Bij geconstateerde ED is het soms noodzakelijk om operatief in te grijpen om de losse botdeeltjes te verwijderen. De medische behandeling houdt in:

 

  • het verminderen van teveel inspanningen en het voorkomen van oefeningen waarbij de hond veelvuldig op de voorhand belandt. Zwemmen is een goed alternatief om de hond onbelaste beweging te geven.

  • het verminderen van overgewicht - vermageren - indien nodig. Het aan de schrale kant houden van de hond.

  • het voorkomen van te snelle groei door een aangepast dieet, vooral voedingssupplementen zijn uit den boze.

  • soms is het gebruik van pijnstillers nodig.

 

Honden zonder symptomen hebben geen behandeling nodig.

 

Tot slot:

 

Samenvatting Centennial Conference Dutch Kennel Club, 2 juli 2002. 
Prof. Dr. H.A.W. Hazewinkel.
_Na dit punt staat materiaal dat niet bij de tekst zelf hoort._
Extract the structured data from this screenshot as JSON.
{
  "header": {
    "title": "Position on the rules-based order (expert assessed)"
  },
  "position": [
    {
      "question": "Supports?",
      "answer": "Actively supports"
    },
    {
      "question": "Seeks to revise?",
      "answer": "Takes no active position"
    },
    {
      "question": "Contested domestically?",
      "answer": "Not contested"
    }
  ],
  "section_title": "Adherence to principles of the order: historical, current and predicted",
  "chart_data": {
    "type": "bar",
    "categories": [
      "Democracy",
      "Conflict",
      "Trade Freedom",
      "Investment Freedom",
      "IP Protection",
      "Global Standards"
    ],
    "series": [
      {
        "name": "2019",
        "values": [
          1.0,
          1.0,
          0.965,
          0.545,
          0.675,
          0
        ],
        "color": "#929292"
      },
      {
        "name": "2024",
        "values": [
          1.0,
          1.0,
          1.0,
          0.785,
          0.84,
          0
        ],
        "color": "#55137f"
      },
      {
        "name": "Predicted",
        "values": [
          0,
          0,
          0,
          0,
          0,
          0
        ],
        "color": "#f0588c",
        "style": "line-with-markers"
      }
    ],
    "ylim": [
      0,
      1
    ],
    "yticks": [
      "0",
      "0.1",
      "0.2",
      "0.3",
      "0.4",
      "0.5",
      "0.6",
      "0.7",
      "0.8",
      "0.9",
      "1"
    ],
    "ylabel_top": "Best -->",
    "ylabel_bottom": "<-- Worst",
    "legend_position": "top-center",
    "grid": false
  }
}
Faculteit der Diergeneeskunde, Vakgroep Geneeskunde van Gezelschapsdieren, Universiteit Utrecht

HD en ED zijn beide stoornissen in de ontwikkeling van het snelgroeiende skelet, die samengaan met veel lijden voor de aangetaste honden en hun eigenaars. In risicorassen treden HD en ED veelvuldiger en in ernstiger mate op bij honden die worden grootgebracht op voer met een hoog vitamine- of mineralengehalte, op voer verrijkt met mineraal- of vitaminesupplementen, of wanneer het voedselaanbod onbeperkt is. Anderzijds kan een verlaagde inname van calcium (optimaal is 0,8-1,0% Ca/droge stof) en beperkte energieopname het optreden van HD en ED onderdrukken. De wijze van vererving, de lage erfelijkheidsgraad en de grote invloed van milieuomstandigheden (vooral dagelijkse voeding) op het optreden van HD en ED in genotypisch aangetaste dieren kunnen de redenen zijn dat fokdieren waarvan werd aangenomen dat zij vrij waren van HD en ED toch lijders onder hun nakomelingen hebben. DNA-testen dienen het toekomstige doel voor internationale kennelclubs en rasverenigingen te zijn. Nauwgezet en consequent testen van fokdieren en hun naaste verwanten en heldere internationale certificering van heup- en elleboogstatus zijn de belangrijkste punten voor de hedendaagse kynologie om verspreiding van de genen gerelateerd aan HD en ED binnen de risicorassen en daarmee het optreden van deze invaliderende stoornissen, tegen te gaan.